La révolution du film sonore atteint la Pologne (qui se débat au milieu d’une crise économique) avec un certain retard. Médiocres adaptations des œuvres « classiques » de S. Żeromski, de H. Sienkiewicz, de Gabríela Zapolska, comédies banales qui pastichent René Clair ou Grigori V. Aleksandrov, le niveau du cinéma polonais au début du parlant n’a que peu d’ambitions artistiques. Tandis que seuls Lejtes (les Champs sauvages, 1932) et Gardan (Condamné à vivre, 1934 ; Halka, 1937) parviennent à signer des œuvres plus personnelles et que Michał Waszyński règne sur le film musical et la comédie commerciale, une petite organisation fondée par un groupe d’étudiants en 1929 (l’Association des amateurs du film artistique [« Start »]) se transforme rapidement en un centre important d’influence culturelle. Les idées du groupe « Start » sont reprises en 1935 par la Coopérative des réalisateurs de films. On retrouve parmi les animateurs de ces mouvements culturels Eugeniusz Cękalski, Wanda Jakubowska, Stanisław Wohl, Jerzy Zarzycki, Aleksander Ford, Jerzy Bossak, Jerzy Toeplitz, Tadeusz Kowalski, soit la plupart de ceux qui détiendront les rênes du cinéma polonais après la Seconde Guerre mondiale. Plusieurs courts métrages expérimentaux et d’avant-garde sont également entrepris dans un esprit de recherche qui tente de s’opposer à la vogue d’un cinéma de pure consommation (notamment certains films de Stefan et Franciszka Themerson, de Jalu Kurek).

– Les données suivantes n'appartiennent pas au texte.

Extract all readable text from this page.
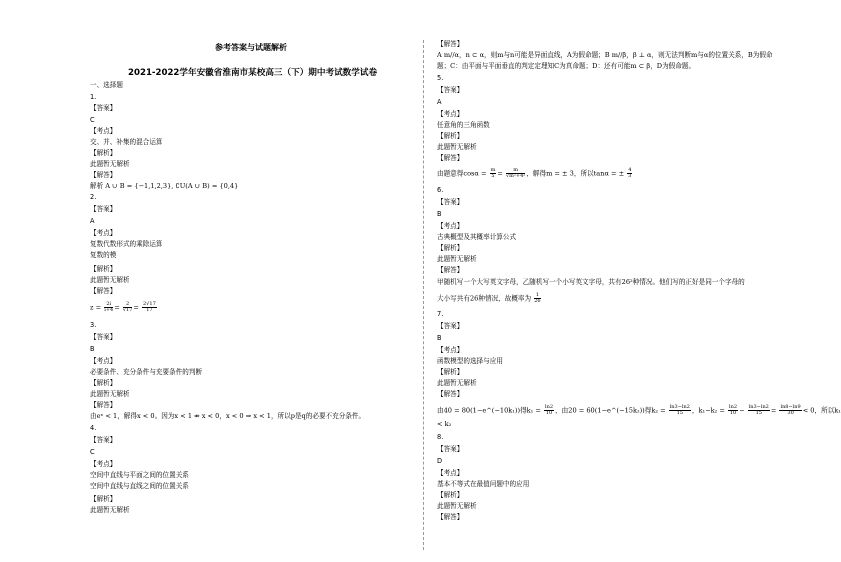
参考答案与试题解析
2021-2022学年安徽省淮南市某校高三（下）期中考试数学试卷
一、选择题
1.
【答案】
C
【考点】
交、并、补集的混合运算
【解析】
此题暂无解析
【解答】
解析 A ∪ B = {−1,1,2,3}, ∁U(A ∪ B) = {0,4}
2.
【答案】
A
【考点】
复数代数形式的乘除运算
复数的模
【解析】
此题暂无解析
【解答】
$z = \frac{2i}{i+4} = \frac{2}{√17} = \frac{2√17}{17}$
3.
【答案】
B
【考点】
必要条件、充分条件与充要条件的判断
【解析】
此题暂无解析
【解答】
由eˣ < 1，解得x < 0。因为x < 1 ⇏ x < 0，x < 0 ⇒ x < 1，所以p是q的必要不充分条件。
4.
【答案】
C
【考点】
空间中直线与平面之间的位置关系
空间中直线与直线之间的位置关系
【解析】
此题暂无解析
【解答】
A m//α，n ⊂ α，则m与n可能是异面直线，A为假命题；B m//β，β ⊥ α，则无法判断m与α的位置关系，B为假命
题；C：由平面与平面垂直的判定定理知C为真命题；D：还有可能m ⊂ β，D为假命题。
5.
【答案】
A
【考点】
任意角的三角函数
【解析】
此题暂无解析
【解答】
由题意得$\cos\alpha = \frac{m}{5} = \frac{m}{\text{√m²+4²}}$ ，解得m = ± 3，所以tanα = ± $\frac{4}{3}$
6.
【答案】
B
【考点】
古典概型及其概率计算公式
【解析】
此题暂无解析
【解答】
甲随机写一个大写英文字母，乙随机写一个小写英文字母，共有26²种情况。他们写的正好是同一个字母的
大小写共有26种情况，故概率为 $\frac{1}{26}$
7.
【答案】
B
【考点】
函数模型的选择与应用
【解析】
此题暂无解析
【解答】
由40 = 80(1−e^(−10k₁))得$k_1 = \frac{\ln 2}{10}$ ，由20 = 60(1−e^(−15k₂))得$k_2 = \frac{\ln 3-\ln 2}{15}$ ，$k_1-k_2 = \frac{\ln 2}{10} - \frac{\ln 3-\ln 2}{15} = \frac{\ln 8-\ln 9}{30} < 0$，所以k₁
< k₂
8.
【答案】
D
【考点】
基本不等式在最值问题中的应用
【解析】
此题暂无解析
【解答】
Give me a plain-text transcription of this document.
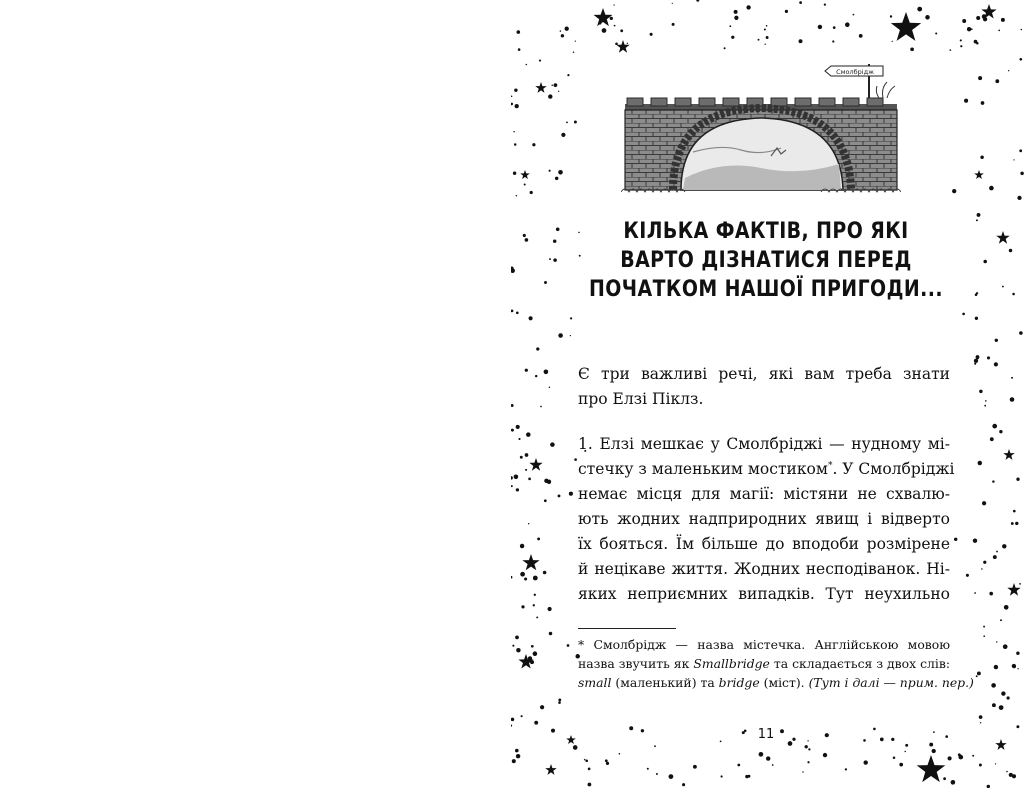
Смолбрідж
КІЛЬКА ФАКТІВ, ПРО ЯКІ
ВАРТО ДІЗНАТИСЯ ПЕРЕД
ПОЧАТКОМ НАШОЇ ПРИГОДИ...

Є три важливі речі, які вам треба знати
про Елзі Піклз.

1. Елзі мешкає у Смолбріджі — нудному мі-
стечку з маленьким мостиком*. У Смолбріджі
немає місця для магії: містяни не схвалю-
ють жодних надприродних явищ і відверто
їх бояться. Їм більше до вподоби розмірене
й нецікаве життя. Жодних несподіванок. Ні-
яких неприємних випадків. Тут неухильно

* Смолбрідж — назва містечка. Англійською мовою
назва звучить як Smallbridge та складається з двох слів:
small (маленький) та bridge (міст). (Тут і далі — прим. пер.)
11
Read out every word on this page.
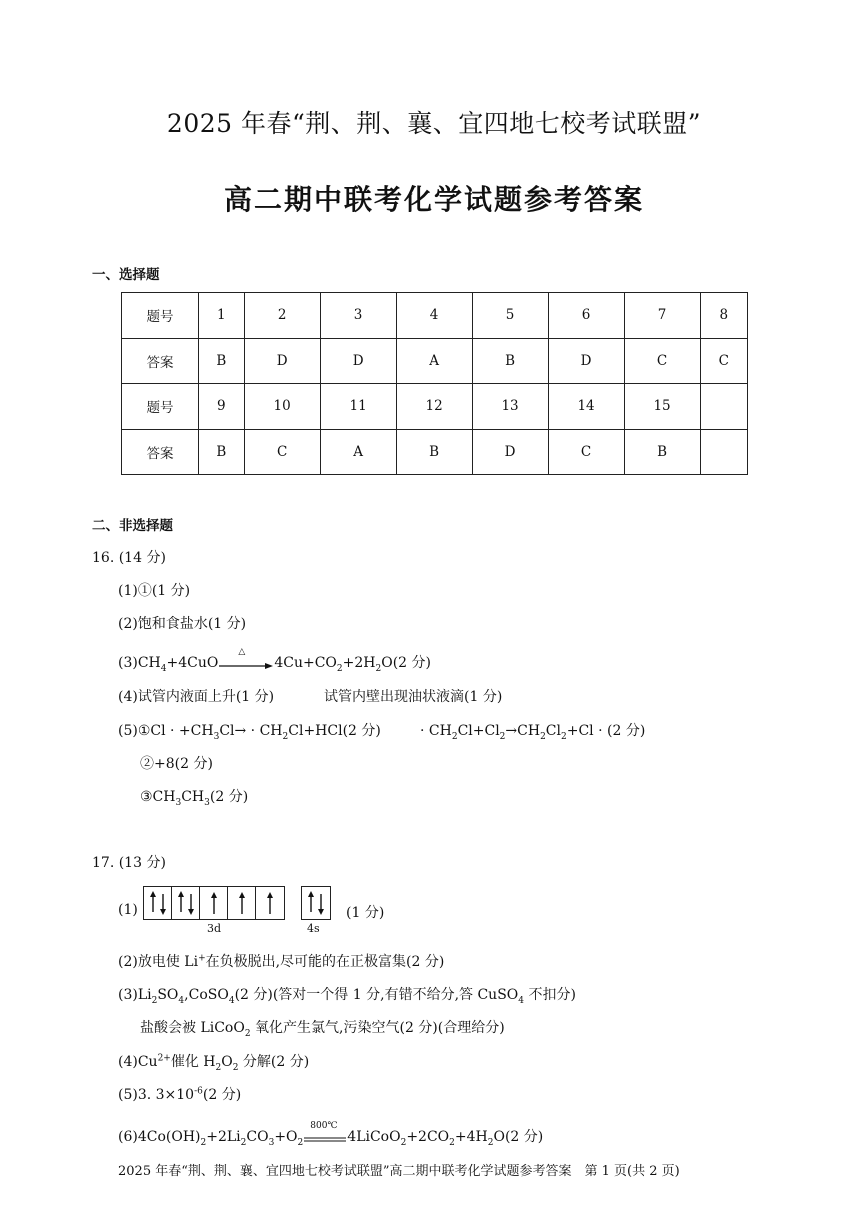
2025 年春“荆、荆、襄、宜四地七校考试联盟”
高二期中联考化学试题参考答案
一、选择题
题号	1	2	3	4	5	6	7	8
答案	B	D	D	A	B	D	C	C
题号	9	10	11	12	13	14	15	
答案	B	C	A	B	D	C	B	
二、非选择题
16. (14 分)
(1)①(1 分)
(2)饱和食盐水(1 分)
$(3)CH_4+4CuO$
△
$4Cu+CO_2+2H_2O(2$ 分)
(4)试管内液面上升(1 分)	试管内壁出现油状液滴(1 分)
(5)①Cl · $+CH_3Cl\to \cdot CH_2Cl+HCl(2$ 分)	· $CH_2Cl+Cl_2\to CH_2Cl_2+Cl \cdot (2$ 分)
②+8(2 分)
$③CH_3CH_3(2$ 分)
17. (13 分)
(1)
3d	4s
(1 分)
(2)放电使 Li+在负极脱出,尽可能的在正极富集(2 分)
$(3)Li_2SO_4,CoSO_4(2$ 分)(答对一个得 1 分,有错不给分,答 CuSO$_4$ 不扣分)
盐酸会被 LiCoO$_2$ 氧化产生氯气,污染空气(2 分)(合理给分)
$(4)Cu^{2+}$催化 $H_2O_2$ 分解(2 分)
(5)3. $3\times 10^{-6}(2$ 分)
$(6)4Co(OH)_2+2Li_2CO_3+O_2$
800℃
$4LiCoO_2+2CO_2+4H_2O(2$ 分)
2025 年春“荆、荆、襄、宜四地七校考试联盟”高二期中联考化学试题参考答案　第 1 页(共 2 页)
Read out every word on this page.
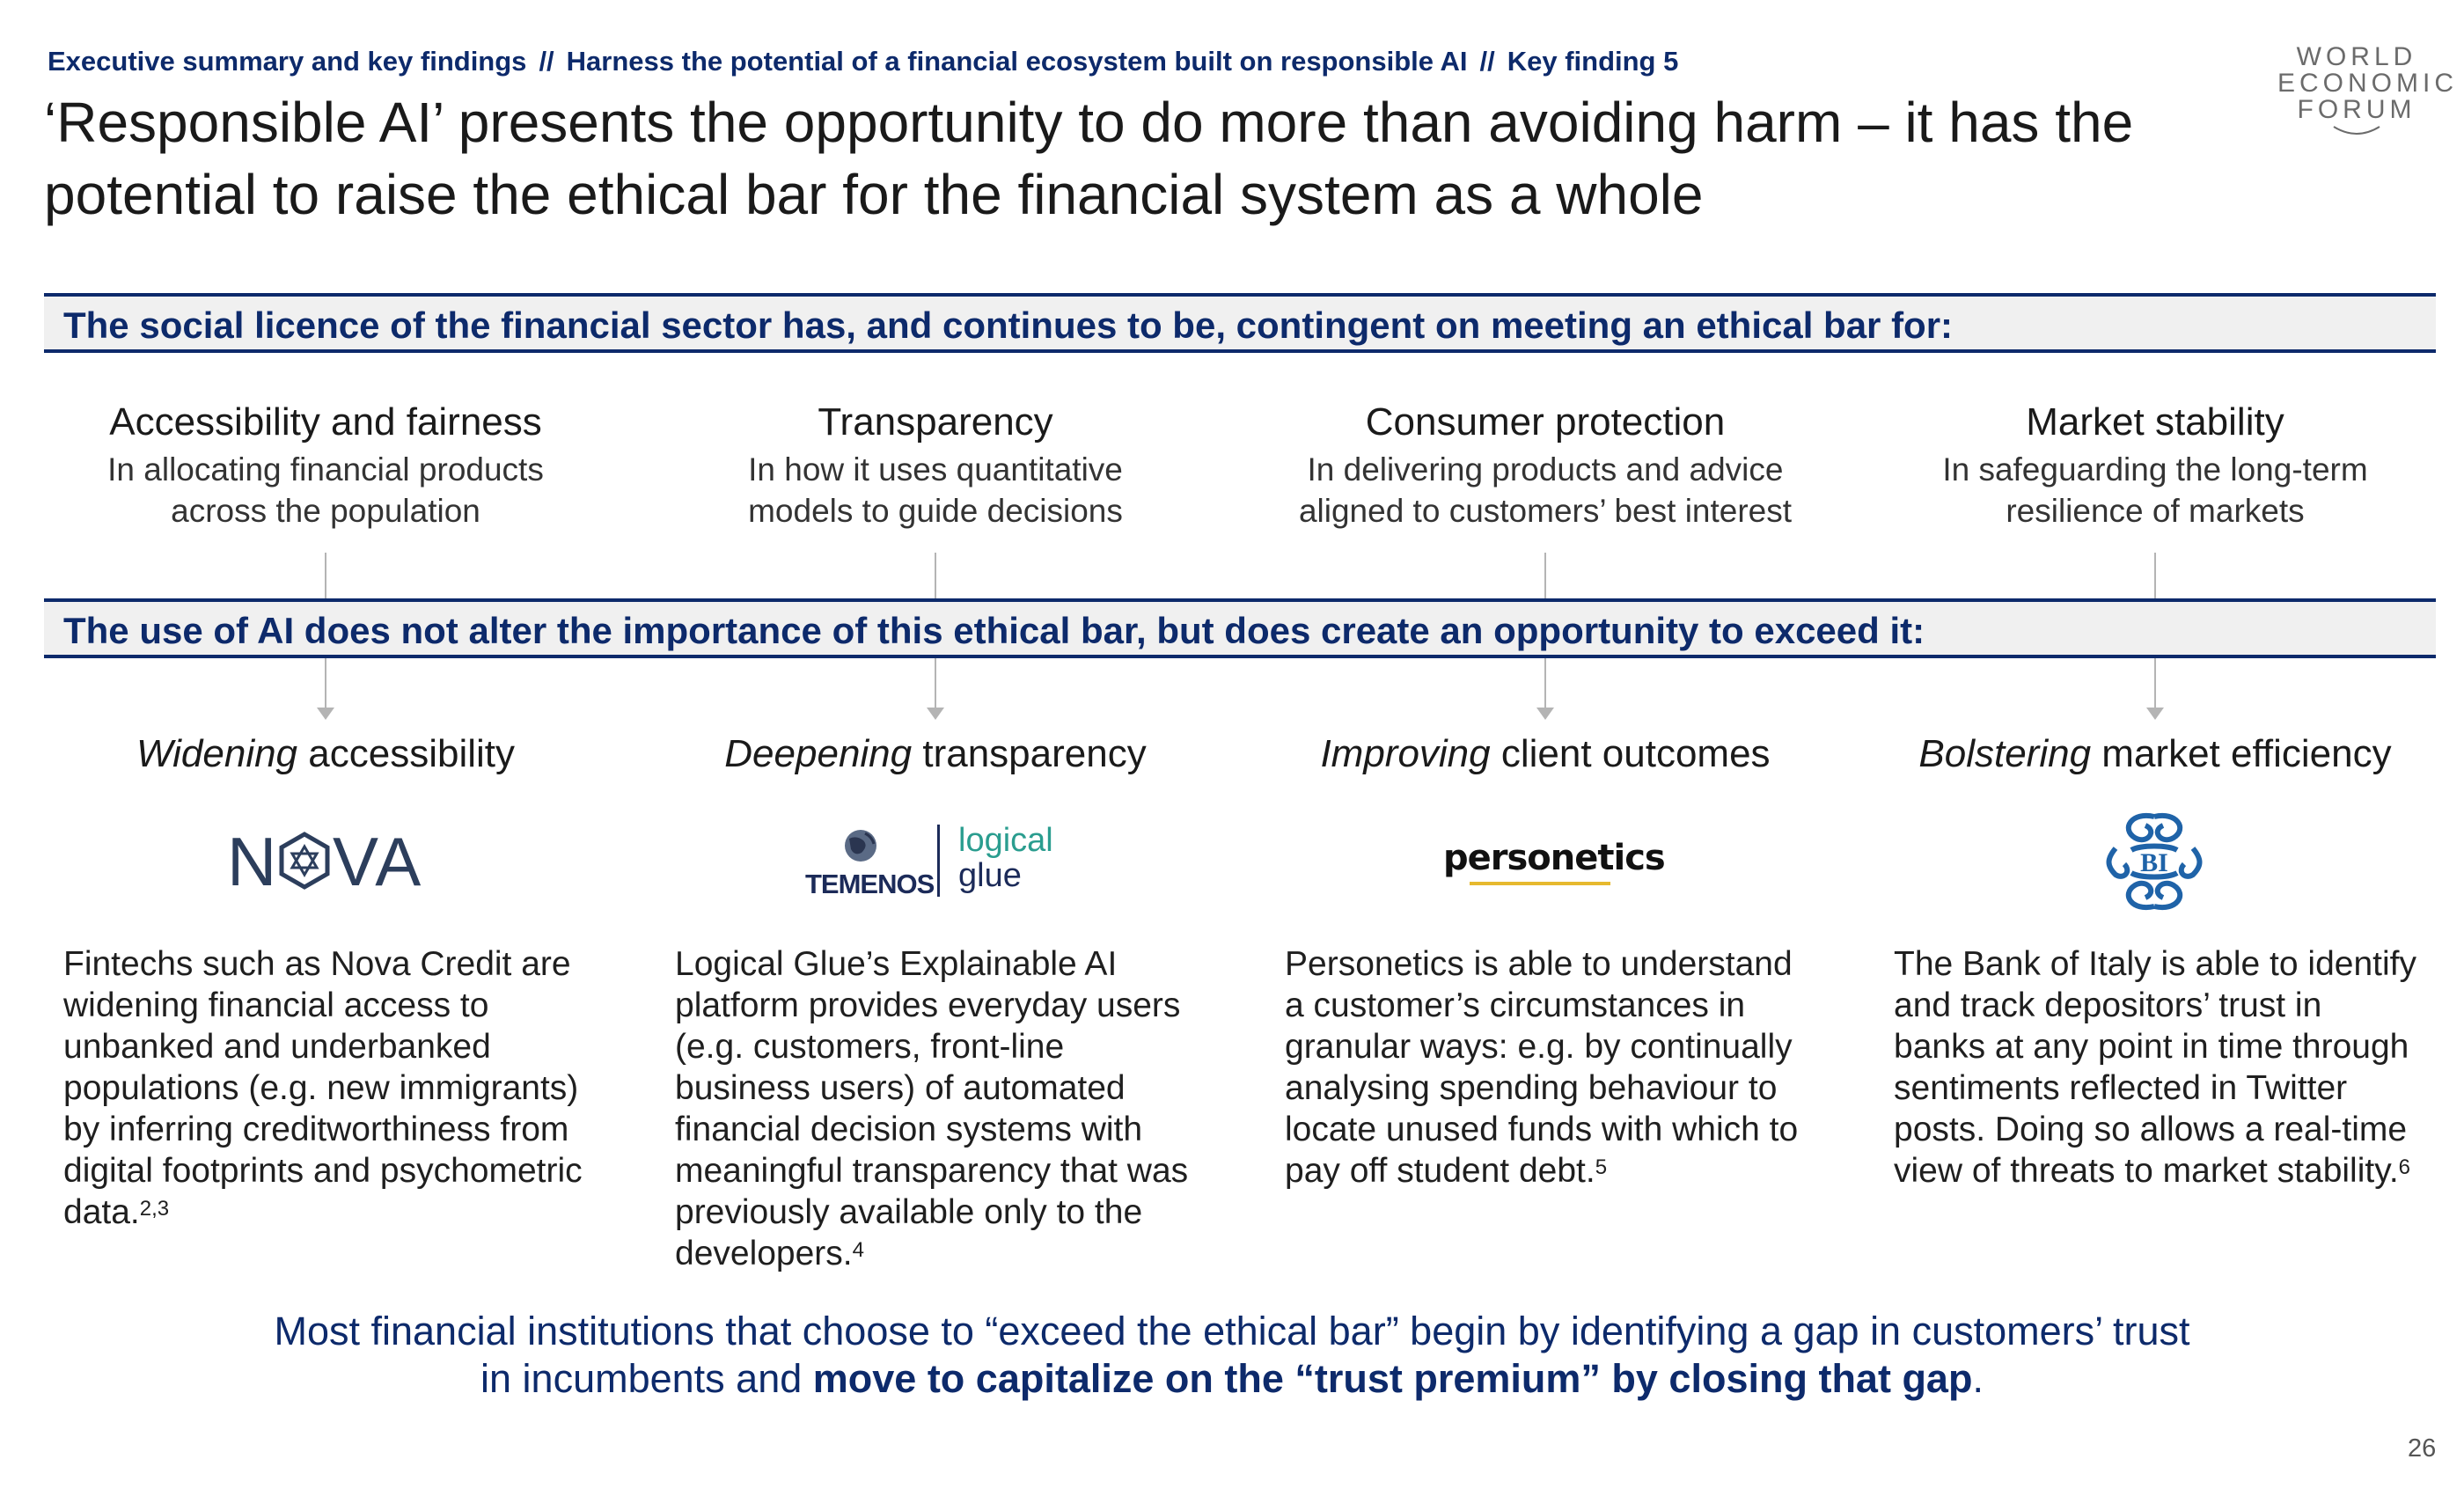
Executive summary and key findings // Harness the potential of a financial ecosystem built on responsible AI // Key finding 5
‘Responsible AI’ presents the opportunity to do more than avoiding harm – it has the
potential to raise the ethical bar for the financial system as a whole
WORLD
ECONOMIC
FORUM
The social licence of the financial sector has, and continues to be, contingent on meeting an ethical bar for:
Accessibility and fairness
In allocating financial products
across the population
Transparency
In how it uses quantitative
models to guide decisions
Consumer protection
In delivering products and advice
aligned to customers’ best interest
Market stability
In safeguarding the long-term
resilience of markets
The use of AI does not alter the importance of this ethical bar, but does create an opportunity to exceed it:
Widening accessibility	Deepening transparency	Improving client outcomes	Bolstering market efficiency
N VA	TEMENOS
logical
glue	personetics	BI
Fintechs such as Nova Credit are widening financial access to unbanked and underbanked populations (e.g. new immigrants) by inferring creditworthiness from digital footprints and psychometric data.$^{2,3}$
Logical Glue’s Explainable AI platform provides everyday users (e.g. customers, front-line business users) of automated financial decision systems with meaningful transparency that was previously available only to the developers.$^4$
Personetics is able to understand a customer’s circumstances in granular ways: e.g. by continually analysing spending behaviour to locate unused funds with which to pay off student debt.$^5$
The Bank of Italy is able to identify and track depositors’ trust in banks at any point in time through sentiments reflected in Twitter posts. Doing so allows a real-time view of threats to market stability.$^6$
Most financial institutions that choose to “exceed the ethical bar” begin by identifying a gap in customers’ trust
in incumbents and move to capitalize on the “trust premium” by closing that gap.
26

Aleksander Ford (la Légion de la rue, 1932 ; Sabra, 1933 ; Gens de la Vistule, 1936) apparaît dès avant la guerre comme le réalisateur le plus doué. Pendant les hostilités, Ford fonde en 1943, au moment où se forment des unités militaires polonaises en U. R. S. S., un groupe cinématographique qui tournera de nombreuses bandes d’actualités et des documentaires d’un grand intérêt sur les événements tragiques qui se déroulent alors en Pologne. Lorsque le 13 novembre 1945 l’Office national du film (Film Polski) est créé à Łódź, on en confie tout naturellement la direction à Aleksander Ford. Parallèlement, Antoni Bohdziewicz est placé à la tête de l’Institut du cinéma de Cracovie (1945-1947), institut dont l’École du cinéma de Łódź (avec à sa tête Jerzy Toeplitz) assurera le relais. Les premiers films importants de l’après-guerre sont dus à Aleksander Ford (La vérité n’a pas de frontières, 1949 ; la Jeunesse de Chopin, 1952 ; les Cinq de la rue Barska, 1954), Wanda Jakubowska (la Dernière Étape, 1948, qui aura une carrière internationale), Leonard Buczkowski (Chansons interdites, 1947). Parmi les autres réalisateurs actifs, citons Jerzy Zarzycki, Jan Rybkowski, Antoni Bohdziewicz. La plupart des films prennent pour sujet la guerre, la résistance du peuple polonais et son courage devant l’adversité. Petit à petit, suivant en cela un phénomène que l’on retrouve dans toutes les démocraties populaires, le réalisme socialiste impose son schématisme rigide et oblige les réalisateurs à sacrifier au culte du héros positif. De 1949 à 1954, peu de films échappent au carcan d’une idéologie étouffante et manichéenne. La production reste faible (4 films en 1950, 2 en 1951, 4 en 1952, 3 en 1953) et ne remontera qu’à partir de 1954 (10 films). Un très profond changement survient en 1954-1956. Il affecte non seulement les structures mêmes de l’industrie cinématographique, mais aussi la mentalité même des cinéastes, qui se voient confier par l’État la direction de plusieurs groupes de production (ces groupes seront d’abord six, puis huit, [Kadr, Start, Studio, Rytm, Kamera, Iluzjon, Droga et Syrena] à partir de 1959) ; chacun a à sa tête un réalisateur et un conseiller littéraire et artistique.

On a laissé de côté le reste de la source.